Davis said the FBI began investigating Ferdaus, of Ashland, in 2010. In January 2011, an informant cooperating with the FBI secretly recorded Ferdaus as the two men talked about the attacks, prosecutors said.
In a portion of the recording played in court, Ferdaus can be heard talking about "a small drone airplane that can be programmed to hit a target."
Davis said Ferdaus provided two detailed plans to the undercover employees in May and June.
In one, he summarized the plot to attack the Pentagon and the U.S. Capitol, including launch site locations and target locations, flight route descriptions and photographs of the buildings with arrows drawn in to show the points of impact, prosecutors said.
The other was similar, except it also included a "ground assault," the prosecution said. That plan said that when Pentagon employees ran from the building after the explosion, they would be "corralled into certain locations, and others enlisted would gun them down with automatic weapons and grenades," Davis said.

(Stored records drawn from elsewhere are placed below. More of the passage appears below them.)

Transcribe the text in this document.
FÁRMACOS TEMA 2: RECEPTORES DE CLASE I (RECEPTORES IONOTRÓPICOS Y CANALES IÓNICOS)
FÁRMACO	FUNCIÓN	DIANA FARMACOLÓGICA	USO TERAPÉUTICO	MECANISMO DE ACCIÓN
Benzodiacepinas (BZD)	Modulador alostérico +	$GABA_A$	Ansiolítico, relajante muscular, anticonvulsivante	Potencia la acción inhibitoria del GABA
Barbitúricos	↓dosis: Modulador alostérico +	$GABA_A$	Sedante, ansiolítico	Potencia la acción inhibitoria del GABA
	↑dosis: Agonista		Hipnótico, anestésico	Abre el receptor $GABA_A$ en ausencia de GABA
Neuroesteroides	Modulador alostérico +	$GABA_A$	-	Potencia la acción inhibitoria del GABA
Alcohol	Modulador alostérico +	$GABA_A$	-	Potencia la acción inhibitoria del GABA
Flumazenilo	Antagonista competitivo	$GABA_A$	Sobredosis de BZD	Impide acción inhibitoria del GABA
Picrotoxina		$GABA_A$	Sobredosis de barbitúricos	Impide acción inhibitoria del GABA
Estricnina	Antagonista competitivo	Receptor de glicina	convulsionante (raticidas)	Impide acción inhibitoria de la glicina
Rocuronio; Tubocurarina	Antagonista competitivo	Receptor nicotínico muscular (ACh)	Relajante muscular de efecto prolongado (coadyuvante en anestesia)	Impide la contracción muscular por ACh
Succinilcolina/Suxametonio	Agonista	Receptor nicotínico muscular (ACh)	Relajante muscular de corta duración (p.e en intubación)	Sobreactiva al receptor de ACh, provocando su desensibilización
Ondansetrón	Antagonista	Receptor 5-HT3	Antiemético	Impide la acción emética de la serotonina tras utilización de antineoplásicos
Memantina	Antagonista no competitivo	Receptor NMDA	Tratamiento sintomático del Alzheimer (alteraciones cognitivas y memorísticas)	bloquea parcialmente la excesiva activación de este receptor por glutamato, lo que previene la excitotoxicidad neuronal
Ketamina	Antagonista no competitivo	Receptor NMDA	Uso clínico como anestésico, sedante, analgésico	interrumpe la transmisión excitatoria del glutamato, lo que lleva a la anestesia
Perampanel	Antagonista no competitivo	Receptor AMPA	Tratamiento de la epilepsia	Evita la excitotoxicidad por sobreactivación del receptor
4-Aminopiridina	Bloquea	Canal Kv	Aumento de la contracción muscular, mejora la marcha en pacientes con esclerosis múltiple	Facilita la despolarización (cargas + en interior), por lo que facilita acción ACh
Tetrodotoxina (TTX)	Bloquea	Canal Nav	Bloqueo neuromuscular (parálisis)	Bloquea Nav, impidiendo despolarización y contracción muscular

Davis said the undercover employees repeatedly asked Ferdaus if he wanted to continue with his plan.
"Each time that they asked if he was continuing this, he indicated that was all he wanted to do, that was his mission, that's what he was here for," Davis said.
Prior to the plea agreement, Ferdaus' lawyers argued that the FBI ignored signs of mental illness while investigating him.
During cross-examination by Ferdaus' lawyer, Miriam Conrad, back in November, Davis acknowledged that Ferdaus told the undercover employees he was anxious and depressed and was having "intrusive thoughts" in the month before his arrest.
He also acknowledged that the FBI had received during the investigation reports about bizarre behavior by Ferdaus, including a report to Hopkinton police in February that he was standing in the road not moving and appeared to have wet his pants.
Conrad asked Davis whether those reports "gave the FBI concern about the mental health of the target."
"It's a consideration, but it's not a concern," Davis said. "Our concern was for public safety."
Davis added, "Even individuals with mental health issues are a danger and a threat to the public."